Friday, January 18, 2013

Ch 4 & 5 Reflection


Legibility & The Typographic Grid

I was interested in the section in chapter 4 dealing with capital and lowercase letters. I've never put much thought into the recognizable shapes that lowercase words make, ones that we sometimes instantly recognize. Previously, I thought that words in all capitals were a bit easier to read because they are more eye catching and are very uniform. However, their letter height is all the same, which makes their "word shape" non-existent, slowing down our reading time. I also thought it was interesting that some of the most used letters like a, e, i, o, and u are among the most illegible. It made me wonder whether other languages have similar problems with illegibility. Chinese and Japanese for example mainly consist of characters that represent a whole word, rather than letters that makes up words. I'm curious to know whether English has more problems with illegibility than, for example, East Asian alphabets.

I've always been fascinated with the golden ratio and the Fibonacci sequence, and I wasn't surprised to see that it is utilized in typography as a natural standard of proportion. Nature-based proportions like the golden section are often used in art and sculpture to make oversized statues look proportional, or large scale paintings look realistic.

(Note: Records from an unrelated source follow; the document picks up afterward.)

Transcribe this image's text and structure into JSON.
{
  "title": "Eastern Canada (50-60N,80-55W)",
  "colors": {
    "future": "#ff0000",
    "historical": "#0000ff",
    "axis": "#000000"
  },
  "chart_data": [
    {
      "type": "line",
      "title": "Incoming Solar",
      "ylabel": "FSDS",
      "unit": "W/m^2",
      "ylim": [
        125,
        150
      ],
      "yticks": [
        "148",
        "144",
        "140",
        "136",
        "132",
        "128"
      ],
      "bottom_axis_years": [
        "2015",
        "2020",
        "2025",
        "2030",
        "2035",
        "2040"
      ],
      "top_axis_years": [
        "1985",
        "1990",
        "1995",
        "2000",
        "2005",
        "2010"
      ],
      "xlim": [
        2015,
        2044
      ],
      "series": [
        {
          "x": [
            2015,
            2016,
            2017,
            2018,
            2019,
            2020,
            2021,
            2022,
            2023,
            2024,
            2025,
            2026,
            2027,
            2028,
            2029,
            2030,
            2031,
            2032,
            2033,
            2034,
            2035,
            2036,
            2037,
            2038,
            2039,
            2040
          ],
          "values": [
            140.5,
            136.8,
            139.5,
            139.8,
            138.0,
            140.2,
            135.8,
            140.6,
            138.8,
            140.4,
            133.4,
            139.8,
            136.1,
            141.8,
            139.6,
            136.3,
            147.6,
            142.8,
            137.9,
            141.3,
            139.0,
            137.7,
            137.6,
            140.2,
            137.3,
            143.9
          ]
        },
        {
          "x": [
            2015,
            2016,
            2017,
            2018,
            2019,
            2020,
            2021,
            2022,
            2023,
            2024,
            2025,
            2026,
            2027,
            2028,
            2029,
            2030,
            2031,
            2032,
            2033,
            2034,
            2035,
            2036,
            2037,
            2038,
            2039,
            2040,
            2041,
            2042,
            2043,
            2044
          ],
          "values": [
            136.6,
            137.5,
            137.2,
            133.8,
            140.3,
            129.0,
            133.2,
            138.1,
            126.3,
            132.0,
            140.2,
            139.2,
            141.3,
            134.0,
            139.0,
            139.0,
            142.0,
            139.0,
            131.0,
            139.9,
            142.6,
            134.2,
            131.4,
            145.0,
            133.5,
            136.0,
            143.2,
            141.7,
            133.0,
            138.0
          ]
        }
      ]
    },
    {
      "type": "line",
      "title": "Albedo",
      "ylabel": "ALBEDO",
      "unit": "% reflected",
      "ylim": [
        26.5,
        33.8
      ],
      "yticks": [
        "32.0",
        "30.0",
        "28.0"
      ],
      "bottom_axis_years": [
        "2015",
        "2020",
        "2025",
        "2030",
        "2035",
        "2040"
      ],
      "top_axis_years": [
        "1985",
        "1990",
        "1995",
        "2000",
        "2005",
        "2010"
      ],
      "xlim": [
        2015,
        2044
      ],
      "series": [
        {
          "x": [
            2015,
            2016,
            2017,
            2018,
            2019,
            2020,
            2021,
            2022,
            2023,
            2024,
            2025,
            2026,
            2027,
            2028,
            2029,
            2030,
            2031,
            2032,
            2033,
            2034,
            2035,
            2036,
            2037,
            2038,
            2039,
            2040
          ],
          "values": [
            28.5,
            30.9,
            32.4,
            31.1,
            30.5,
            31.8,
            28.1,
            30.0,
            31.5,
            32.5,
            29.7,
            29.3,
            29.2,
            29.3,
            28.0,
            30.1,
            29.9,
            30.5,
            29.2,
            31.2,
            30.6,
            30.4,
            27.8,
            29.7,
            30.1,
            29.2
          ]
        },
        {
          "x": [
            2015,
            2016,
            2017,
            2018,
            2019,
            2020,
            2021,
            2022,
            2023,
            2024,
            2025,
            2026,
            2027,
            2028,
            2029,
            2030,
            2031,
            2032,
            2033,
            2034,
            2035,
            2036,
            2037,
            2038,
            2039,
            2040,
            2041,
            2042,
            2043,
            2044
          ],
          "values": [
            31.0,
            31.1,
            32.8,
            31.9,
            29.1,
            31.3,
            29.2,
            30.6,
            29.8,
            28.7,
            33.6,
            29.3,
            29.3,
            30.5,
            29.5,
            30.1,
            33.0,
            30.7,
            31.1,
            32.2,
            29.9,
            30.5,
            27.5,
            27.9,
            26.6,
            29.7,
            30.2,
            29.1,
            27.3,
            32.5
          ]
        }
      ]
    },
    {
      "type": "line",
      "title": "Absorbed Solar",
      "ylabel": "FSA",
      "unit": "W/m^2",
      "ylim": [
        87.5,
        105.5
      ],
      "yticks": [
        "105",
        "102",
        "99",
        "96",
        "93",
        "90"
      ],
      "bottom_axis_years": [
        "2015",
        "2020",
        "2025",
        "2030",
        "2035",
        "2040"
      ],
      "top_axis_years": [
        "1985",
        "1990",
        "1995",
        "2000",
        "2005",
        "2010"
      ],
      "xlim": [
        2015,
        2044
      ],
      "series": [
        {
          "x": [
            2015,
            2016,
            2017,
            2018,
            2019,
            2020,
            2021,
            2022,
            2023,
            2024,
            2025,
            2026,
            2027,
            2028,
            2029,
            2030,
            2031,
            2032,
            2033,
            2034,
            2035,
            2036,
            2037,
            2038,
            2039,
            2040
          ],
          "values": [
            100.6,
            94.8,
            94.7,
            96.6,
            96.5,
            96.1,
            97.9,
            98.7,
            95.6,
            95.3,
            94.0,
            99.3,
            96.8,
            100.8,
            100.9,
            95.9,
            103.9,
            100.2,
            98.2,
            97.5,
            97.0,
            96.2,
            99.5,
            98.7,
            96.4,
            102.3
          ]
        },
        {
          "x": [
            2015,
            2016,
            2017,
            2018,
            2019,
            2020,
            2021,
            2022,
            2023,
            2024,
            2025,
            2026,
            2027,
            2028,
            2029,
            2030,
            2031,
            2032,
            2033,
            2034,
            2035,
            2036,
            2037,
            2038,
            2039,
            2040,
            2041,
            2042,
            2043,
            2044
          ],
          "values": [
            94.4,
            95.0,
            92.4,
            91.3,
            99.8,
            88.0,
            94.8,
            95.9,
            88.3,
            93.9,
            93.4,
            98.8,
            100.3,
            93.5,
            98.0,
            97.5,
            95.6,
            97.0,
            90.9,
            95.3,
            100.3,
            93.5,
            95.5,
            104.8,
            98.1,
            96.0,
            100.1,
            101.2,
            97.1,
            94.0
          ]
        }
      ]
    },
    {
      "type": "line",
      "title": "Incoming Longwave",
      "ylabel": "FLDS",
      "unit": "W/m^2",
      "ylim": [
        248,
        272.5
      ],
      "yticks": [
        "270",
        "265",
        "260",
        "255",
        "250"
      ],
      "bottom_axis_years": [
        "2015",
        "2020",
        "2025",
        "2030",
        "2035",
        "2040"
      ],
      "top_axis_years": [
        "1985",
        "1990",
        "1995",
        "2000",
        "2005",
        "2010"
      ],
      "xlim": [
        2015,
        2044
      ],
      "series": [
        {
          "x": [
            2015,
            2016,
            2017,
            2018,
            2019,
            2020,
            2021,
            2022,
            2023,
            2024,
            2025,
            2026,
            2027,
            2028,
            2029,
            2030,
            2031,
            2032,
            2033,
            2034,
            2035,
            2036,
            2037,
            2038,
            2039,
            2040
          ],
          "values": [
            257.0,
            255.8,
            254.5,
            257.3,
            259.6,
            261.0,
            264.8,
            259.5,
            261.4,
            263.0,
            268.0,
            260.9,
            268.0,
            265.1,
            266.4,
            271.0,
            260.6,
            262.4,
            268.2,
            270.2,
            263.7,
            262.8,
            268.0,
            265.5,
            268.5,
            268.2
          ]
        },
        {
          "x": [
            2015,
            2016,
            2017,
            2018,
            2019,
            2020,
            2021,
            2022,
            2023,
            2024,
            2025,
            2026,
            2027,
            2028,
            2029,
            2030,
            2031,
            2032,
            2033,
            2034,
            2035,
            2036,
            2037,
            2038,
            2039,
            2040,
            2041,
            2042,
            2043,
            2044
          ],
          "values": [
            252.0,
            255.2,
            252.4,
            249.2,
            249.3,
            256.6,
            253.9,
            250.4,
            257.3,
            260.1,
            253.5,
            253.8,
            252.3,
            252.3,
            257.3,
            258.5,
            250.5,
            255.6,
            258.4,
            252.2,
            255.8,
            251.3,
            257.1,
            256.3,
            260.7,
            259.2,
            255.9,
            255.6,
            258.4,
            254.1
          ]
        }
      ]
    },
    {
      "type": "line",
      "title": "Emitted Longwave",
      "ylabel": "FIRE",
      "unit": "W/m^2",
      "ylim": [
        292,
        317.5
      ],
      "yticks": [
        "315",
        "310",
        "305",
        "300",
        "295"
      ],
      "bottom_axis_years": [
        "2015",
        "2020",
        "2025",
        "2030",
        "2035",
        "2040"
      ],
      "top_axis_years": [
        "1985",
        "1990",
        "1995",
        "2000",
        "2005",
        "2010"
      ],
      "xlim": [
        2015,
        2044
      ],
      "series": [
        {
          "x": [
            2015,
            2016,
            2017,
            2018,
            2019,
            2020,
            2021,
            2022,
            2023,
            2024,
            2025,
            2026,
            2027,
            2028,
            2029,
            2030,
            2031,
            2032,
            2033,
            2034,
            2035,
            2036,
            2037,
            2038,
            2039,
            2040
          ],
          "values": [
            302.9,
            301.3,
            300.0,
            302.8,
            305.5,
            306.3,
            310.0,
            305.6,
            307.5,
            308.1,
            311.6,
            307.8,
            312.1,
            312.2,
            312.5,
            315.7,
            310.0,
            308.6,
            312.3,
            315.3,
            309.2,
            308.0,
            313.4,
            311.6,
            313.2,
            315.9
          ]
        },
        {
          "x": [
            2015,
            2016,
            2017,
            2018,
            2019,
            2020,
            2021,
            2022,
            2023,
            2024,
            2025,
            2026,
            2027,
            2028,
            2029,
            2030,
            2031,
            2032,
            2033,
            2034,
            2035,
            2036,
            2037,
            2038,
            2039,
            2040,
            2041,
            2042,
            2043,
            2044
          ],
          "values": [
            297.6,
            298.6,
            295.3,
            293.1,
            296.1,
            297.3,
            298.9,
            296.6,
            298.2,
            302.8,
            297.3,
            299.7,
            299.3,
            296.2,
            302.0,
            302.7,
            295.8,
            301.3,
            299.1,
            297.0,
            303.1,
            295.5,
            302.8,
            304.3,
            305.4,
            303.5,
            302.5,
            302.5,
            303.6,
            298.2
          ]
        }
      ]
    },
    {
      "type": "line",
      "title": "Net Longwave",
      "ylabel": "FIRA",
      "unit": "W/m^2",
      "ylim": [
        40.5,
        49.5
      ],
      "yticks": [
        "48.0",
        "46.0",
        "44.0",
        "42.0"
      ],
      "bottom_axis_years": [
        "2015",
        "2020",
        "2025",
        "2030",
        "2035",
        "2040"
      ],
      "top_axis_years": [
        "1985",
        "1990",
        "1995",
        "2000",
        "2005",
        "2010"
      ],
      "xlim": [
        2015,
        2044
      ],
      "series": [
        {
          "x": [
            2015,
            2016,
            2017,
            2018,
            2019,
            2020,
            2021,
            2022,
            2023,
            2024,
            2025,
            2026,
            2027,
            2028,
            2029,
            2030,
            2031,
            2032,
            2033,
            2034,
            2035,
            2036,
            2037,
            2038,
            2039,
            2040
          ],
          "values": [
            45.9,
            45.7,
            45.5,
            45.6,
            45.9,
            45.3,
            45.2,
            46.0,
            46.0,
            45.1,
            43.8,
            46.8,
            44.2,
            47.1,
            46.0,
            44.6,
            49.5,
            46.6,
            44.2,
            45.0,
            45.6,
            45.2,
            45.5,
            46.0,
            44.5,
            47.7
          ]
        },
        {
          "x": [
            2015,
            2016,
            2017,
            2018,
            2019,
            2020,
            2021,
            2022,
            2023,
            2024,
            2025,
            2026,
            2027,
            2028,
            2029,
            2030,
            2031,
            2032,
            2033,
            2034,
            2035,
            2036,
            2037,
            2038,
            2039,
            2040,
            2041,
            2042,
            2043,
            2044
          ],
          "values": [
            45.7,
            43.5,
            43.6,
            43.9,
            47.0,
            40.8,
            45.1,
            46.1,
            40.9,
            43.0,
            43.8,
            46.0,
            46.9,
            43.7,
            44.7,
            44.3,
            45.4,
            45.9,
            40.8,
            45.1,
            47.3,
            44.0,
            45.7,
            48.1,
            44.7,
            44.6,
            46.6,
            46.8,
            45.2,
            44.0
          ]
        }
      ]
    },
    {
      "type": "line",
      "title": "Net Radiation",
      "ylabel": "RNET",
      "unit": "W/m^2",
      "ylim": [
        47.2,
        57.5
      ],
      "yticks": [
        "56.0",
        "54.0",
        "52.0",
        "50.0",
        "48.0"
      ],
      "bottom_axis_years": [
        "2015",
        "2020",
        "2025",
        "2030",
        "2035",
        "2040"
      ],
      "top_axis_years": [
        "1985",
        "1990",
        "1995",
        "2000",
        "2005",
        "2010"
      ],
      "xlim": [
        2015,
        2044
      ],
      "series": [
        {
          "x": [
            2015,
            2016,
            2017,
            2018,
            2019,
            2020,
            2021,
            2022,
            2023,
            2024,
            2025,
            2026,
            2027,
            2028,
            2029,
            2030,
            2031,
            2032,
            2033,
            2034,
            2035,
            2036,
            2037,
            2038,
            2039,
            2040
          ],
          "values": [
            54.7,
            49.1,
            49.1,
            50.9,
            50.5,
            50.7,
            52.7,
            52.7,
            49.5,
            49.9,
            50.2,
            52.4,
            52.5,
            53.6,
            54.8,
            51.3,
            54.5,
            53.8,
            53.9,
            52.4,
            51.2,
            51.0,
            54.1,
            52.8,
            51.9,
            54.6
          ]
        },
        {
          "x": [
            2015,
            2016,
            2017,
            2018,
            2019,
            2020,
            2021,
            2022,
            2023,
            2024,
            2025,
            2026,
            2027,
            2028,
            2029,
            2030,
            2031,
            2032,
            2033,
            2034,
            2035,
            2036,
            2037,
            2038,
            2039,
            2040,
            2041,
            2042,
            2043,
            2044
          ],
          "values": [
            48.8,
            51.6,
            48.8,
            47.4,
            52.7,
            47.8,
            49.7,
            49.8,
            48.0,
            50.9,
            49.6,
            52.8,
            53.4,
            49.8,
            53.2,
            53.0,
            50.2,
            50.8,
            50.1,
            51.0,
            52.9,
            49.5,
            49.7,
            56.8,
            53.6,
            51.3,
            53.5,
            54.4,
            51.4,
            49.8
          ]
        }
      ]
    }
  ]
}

In typography, I think that classic means of proportion are useful to give viewers a subconscious familiarity with whatever you're designing. I also found it important to note that while "the modular grid appears mathematical, repetitive, and unimaginative... the grid [is] a system for organizing information... not as a physical, inpenatrable fortress" (105). Without the careful mathematics of a grid behind articles, magazines, and books, it would be almost impossible to design creatively, yet still retain unity in your composition.